Sex and death are inextricably linked in ‘turf tumescent/and studded with daisies, rooting from the dead’. ‘These ghosts are drawn by my own fuming blood’ might be seen to have a Dylan Thomas grandiosity if the book didn’t take in so many other historical voices.
These voices tell damn good and relevant stories, whether about a highway man in a confessional or a Falklands soldier or ex-footballer or a priest (?) or even Arthur Scargill. These are working class rebels with all their flaws and heroisms. ’ ‘Should you ever oppress them’, Oswald is warned, they ‘will turn upon your Northumbrian tower with springole and trebuchet, block, scaffold and hatchet’, a blood-curdling list. Nor do kings have a monopoly on holiness, ‘…how shall I not/ reflect that his canonical destiny should/ also have been mine; for did not I fight for/ the godspelle…?’ ‘The king is to serve the people, not the people serve the king’, and invoking religion makes no difference. Afterall, ‘jhesu’s modir leide hym/ in a cratche in the shit of beestys’.
There is a healthy disrespect for flummery, the middle classes put firmly in their place by a dead soldier. ‘…They’ve no idea where/ they’ve come from, the spilled blood and/sacrifice its taken to get them to a place/where they can reduce their carbon/footprint over rocket and parmigiana.’ Even Scargill is admonished for bringing ‘health and Palma de Mallorca/Cortinas on the drive and kids in college,/reading Marx and Mao and The Wealth of Nations.’
Everyone should read Orgreave’s Book of Hours to see England as they never saw it before and to find the spirit of Robyn Hode alive and well because ‘the rabble is the/blood-pulse of England. Never forget it.’
Julie Mellor, Breathing Through Our Bones (pamphlet published by Smith and Doorstop)
What Julie has unearthed is perhaps surprisingly eclectic considering her subject for the most part is the mining town of Penistone ‘…where everyone/is someone’s cousin twice removed/we are all breathing through our bones.’

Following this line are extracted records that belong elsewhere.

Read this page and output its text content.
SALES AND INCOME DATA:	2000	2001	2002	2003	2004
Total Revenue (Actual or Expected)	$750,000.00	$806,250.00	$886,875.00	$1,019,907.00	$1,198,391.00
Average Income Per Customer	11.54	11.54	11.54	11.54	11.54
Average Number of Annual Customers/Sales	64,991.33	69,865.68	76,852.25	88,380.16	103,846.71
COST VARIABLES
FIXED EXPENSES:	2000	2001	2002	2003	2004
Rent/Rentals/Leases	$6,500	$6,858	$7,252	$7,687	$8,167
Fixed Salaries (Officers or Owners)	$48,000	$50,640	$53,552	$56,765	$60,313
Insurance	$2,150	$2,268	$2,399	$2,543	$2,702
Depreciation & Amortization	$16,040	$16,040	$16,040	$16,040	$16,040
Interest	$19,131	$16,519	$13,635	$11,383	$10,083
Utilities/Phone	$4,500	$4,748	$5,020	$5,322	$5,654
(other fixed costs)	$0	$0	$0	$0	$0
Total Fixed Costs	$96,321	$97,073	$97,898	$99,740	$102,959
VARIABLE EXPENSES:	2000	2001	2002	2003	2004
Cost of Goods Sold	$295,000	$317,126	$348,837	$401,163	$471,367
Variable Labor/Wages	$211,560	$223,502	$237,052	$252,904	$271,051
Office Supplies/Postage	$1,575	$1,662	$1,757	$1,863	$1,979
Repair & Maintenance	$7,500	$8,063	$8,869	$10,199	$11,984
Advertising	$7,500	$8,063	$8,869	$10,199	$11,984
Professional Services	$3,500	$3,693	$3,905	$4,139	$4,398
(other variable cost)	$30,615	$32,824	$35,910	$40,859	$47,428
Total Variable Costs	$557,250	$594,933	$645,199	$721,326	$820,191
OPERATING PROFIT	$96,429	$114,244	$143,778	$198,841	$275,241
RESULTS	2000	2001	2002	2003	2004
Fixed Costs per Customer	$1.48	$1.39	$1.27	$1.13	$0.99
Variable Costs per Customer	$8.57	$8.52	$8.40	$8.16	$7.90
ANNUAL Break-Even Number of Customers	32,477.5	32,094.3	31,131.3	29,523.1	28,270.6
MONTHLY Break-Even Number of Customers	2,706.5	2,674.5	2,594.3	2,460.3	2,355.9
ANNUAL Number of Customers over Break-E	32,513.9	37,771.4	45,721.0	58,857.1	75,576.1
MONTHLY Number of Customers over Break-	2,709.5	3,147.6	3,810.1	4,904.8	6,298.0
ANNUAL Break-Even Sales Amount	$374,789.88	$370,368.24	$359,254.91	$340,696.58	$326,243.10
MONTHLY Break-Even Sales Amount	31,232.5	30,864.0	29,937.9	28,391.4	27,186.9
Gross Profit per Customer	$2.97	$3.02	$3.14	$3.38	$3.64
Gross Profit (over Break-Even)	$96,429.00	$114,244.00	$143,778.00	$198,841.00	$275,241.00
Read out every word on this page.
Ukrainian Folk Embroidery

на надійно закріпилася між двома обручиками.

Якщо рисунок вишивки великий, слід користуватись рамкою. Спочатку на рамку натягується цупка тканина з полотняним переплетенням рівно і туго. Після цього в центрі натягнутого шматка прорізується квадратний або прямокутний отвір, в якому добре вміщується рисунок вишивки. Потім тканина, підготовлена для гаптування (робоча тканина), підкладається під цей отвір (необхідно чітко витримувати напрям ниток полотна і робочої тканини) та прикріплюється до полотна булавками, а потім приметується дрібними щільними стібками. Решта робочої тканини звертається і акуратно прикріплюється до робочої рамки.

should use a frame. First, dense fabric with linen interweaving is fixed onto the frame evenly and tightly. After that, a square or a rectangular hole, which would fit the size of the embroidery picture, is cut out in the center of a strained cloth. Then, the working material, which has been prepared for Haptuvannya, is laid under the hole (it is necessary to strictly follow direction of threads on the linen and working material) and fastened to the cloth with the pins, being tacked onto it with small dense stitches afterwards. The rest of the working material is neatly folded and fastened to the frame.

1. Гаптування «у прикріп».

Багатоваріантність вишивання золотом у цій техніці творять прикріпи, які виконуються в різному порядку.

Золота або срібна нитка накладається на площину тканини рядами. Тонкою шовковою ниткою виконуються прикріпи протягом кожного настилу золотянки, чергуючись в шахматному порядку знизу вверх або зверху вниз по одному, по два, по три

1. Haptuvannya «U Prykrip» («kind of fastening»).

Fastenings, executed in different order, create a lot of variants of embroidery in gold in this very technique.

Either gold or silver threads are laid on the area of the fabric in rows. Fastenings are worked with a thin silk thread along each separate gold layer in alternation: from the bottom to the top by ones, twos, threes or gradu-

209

This landscape can be cruel. People prove their worth by holding melting ice for minutes at a time; an ancestor is shot in the upstairs rooms of a pub and ‘one small fissure’ in stone causes the derailing of a train. But this acutely-observed lyricism with its frequent assonance and consonance makes beauty of the terrible. For the couple on the canal, ‘each bridge is a bleak stone rainbow’, a distinctly northern image that conjures the Victorian era whilst delineating the shape of the bridge and the behaviour of water.
The train derailment becomes ‘a point [she] can look on and describe/in bricks of words, then knock down again/before it becomes too fixed.’ To pay homage to real life events we must always seek new ways of describing them, as with the layered and lovely description of the blackberries. But Julie’s words are never just explications – relating to the humans moving within this Southern Yorkshire landscape, the withered blackberries like the mole which will see the addressed hanged as a witch.
The ghosts she sees ‘hyphenate’ every page like the alive-or-dead child in Inventory who is ‘trapped between his world and mine’, a line that resonates with so many meanings. As Julie tells us in the closing poem, if we ‘stoop’ to dig deep, we may ‘read with surprise/what, for centuries, has been lying at our feet.’